The relationship between baseline and follow-up left ventricular ejection fraction with adverse events among primary prevention ICD patients.

Autor: Friedman DJ; Division of Cardiology, Duke University Hospital, Durham, NC; Duke Clinical Research Institute, Durham, NC; Department of Medicine, Duke University Hospital, Durham, NC. Electronic address: daniel.friedman@duke.edu., Fudim M; Division of Cardiology, Duke University Hospital, Durham, NC; Duke Clinical Research Institute, Durham, NC; Department of Medicine, Duke University Hospital, Durham, NC., Overton R; Duke Clinical Research Institute, Durham, NC., Shaw LK; Duke Clinical Research Institute, Durham, NC., Patel D; Department of Medicine, Duke University Hospital, Durham, NC., Pokorney SD; Division of Cardiology, Duke University Hospital, Durham, NC; Duke Clinical Research Institute, Durham, NC; Department of Medicine, Duke University Hospital, Durham, NC., Velazquez EJ; Division of Cardiology, Duke University Hospital, Durham, NC; Duke Clinical Research Institute, Durham, NC; Department of Medicine, Duke University Hospital, Durham, NC; Cardiac Diagnostic Unit, Duke University Hospital, Durham, NC., Al-Khatib SM; Division of Cardiology, Duke University Hospital, Durham, NC; Duke Clinical Research Institute, Durham, NC; Department of Medicine, Duke University Hospital, Durham, NC.
Jazyk: angličtina
Zdroj: American heart journal [Am Heart J] 2018 Jul; Vol. 201, pp. 17-24. Date of Electronic Publication: 2018 Apr 04.

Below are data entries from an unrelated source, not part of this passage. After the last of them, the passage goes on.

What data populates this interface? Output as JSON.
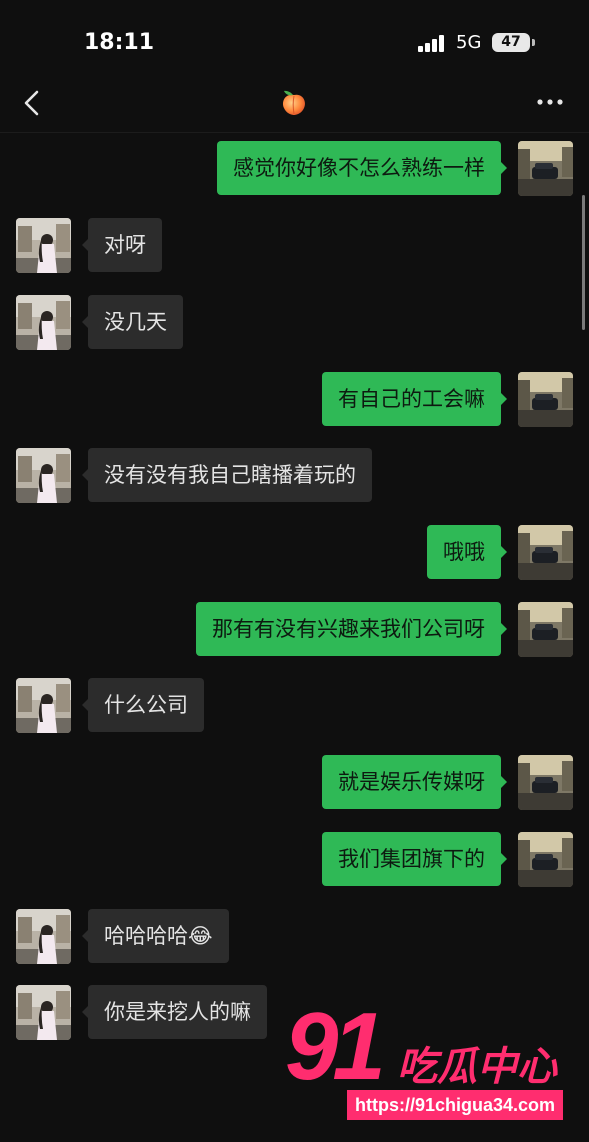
{
  "status_bar": {
    "time": "18:11",
    "network": "5G",
    "battery": "47"
  },
  "nav": {
    "title_icon": "peach-icon",
    "back_icon": "chevron-left-icon",
    "more_icon": "more-dots-icon"
  },
  "colors": {
    "background": "#0f0f0f",
    "sent_bubble": "#2fb956",
    "received_bubble": "#2c2c2c"
  },
  "messages": [
    {
      "side": "right",
      "text": "感觉你好像不怎么熟练一样"
    },
    {
      "side": "left",
      "text": "对呀"
    },
    {
      "side": "left",
      "text": "没几天"
    },
    {
      "side": "right",
      "text": "有自己的工会嘛"
    },
    {
      "side": "left",
      "text": "没有没有我自己瞎播着玩的"
    },
    {
      "side": "right",
      "text": "哦哦"
    },
    {
      "side": "right",
      "text": "那有有没有兴趣来我们公司呀"
    },
    {
      "side": "left",
      "text": "什么公司"
    },
    {
      "side": "right",
      "text": "就是娱乐传媒呀"
    },
    {
      "side": "right",
      "text": "我们集团旗下的"
    },
    {
      "side": "left",
      "text": "哈哈哈哈😂"
    },
    {
      "side": "left",
      "text": "你是来挖人的嘛"
    }
  ],
  "watermark": {
    "number": "91",
    "brand": "吃瓜中心",
    "url": "https://91chigua34.com"
  }
}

DOI: 10.1016/j.ahj.2018.03.017
Abstrakt: Background: Left ventricular ejection fraction (LVEF) is used to select patients for primary prevention implantable cardioverter defibrillators (ICDs). The relationship between baseline and long-term follow-up LVEF and clinical outcomes among primary prevention ICD patients remains unclear.

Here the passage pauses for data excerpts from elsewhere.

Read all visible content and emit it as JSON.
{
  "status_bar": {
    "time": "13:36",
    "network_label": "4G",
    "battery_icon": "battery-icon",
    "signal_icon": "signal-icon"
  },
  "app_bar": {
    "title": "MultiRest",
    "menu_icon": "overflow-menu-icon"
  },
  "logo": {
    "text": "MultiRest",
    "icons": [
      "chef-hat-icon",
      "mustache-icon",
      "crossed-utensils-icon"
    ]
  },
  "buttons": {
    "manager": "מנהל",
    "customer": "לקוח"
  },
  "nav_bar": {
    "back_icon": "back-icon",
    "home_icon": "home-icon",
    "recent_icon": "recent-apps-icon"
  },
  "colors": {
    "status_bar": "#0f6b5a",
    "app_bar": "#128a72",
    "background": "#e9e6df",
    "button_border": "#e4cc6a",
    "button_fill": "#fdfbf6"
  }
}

Methods: We studied 195 patients with a baseline LVEF ≤35% ≤6 months prior to ICD implantation and follow-up LVEF 1-3 years after ICD implantation without intervening left ventricular assist device (LVAD) or transplant. The co-primary study endpoints were: (1) a composite of time to death, LVAD, or transplant and (2) appropriate ICD therapy. We examined multivariable Cox proportional hazard models with a 3-year post-implant landmark view; the LVEF closest to the 3-year mark was considered the follow-up LVEF for analyses. Follow-up LVEF was examined using 2 definitions: (1) ≥10% improvement compared to baseline or (2) actual value of ≥40%.

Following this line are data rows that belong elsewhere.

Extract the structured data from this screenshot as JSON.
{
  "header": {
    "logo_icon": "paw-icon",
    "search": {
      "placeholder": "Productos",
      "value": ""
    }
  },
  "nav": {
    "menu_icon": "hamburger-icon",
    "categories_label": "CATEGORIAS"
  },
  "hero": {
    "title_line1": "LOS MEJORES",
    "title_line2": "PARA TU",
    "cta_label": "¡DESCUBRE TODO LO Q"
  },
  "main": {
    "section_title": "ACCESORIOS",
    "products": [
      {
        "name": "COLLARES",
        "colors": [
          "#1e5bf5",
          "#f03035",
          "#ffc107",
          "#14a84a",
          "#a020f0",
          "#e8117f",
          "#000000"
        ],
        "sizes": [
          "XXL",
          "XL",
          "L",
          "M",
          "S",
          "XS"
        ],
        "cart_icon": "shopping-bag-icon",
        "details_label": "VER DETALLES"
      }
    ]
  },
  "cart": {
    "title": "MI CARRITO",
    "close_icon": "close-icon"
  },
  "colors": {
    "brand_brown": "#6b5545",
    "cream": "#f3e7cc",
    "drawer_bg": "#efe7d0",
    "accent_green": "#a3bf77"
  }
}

Results: Fifty patients (26%) had a LVEF improvement of ≥10% and 44 (23%) had a follow-up LVEF ≥40%. Neither baseline nor follow-up LVEF was significantly associated with the composite endpoint. In contrast, both baseline and follow-up LVEF were associated with risk for long-term ICD therapies, whether follow-up LVEF was modeled as a ≥10% absolute improvement (baseline LVEF HR 0.87, CI 0.91-0.93, P < .001; follow-up LVEF HR 0.18, CI 0.06-0.53, P = .002) or a ≥40% follow-up value (baseline LVEF HR 0.89, CI 0.83-0.96, P = .001, follow-up LVEF HR 0.26, CI 0.08-0.87, P = .03).
Conclusions: Among primary prevention ICD recipients, both baseline and follow-up LVEF were independently associated with long-term risk for appropriate ICD therapy, but they were not associated with time to the composite of LVAD, transplant, or death.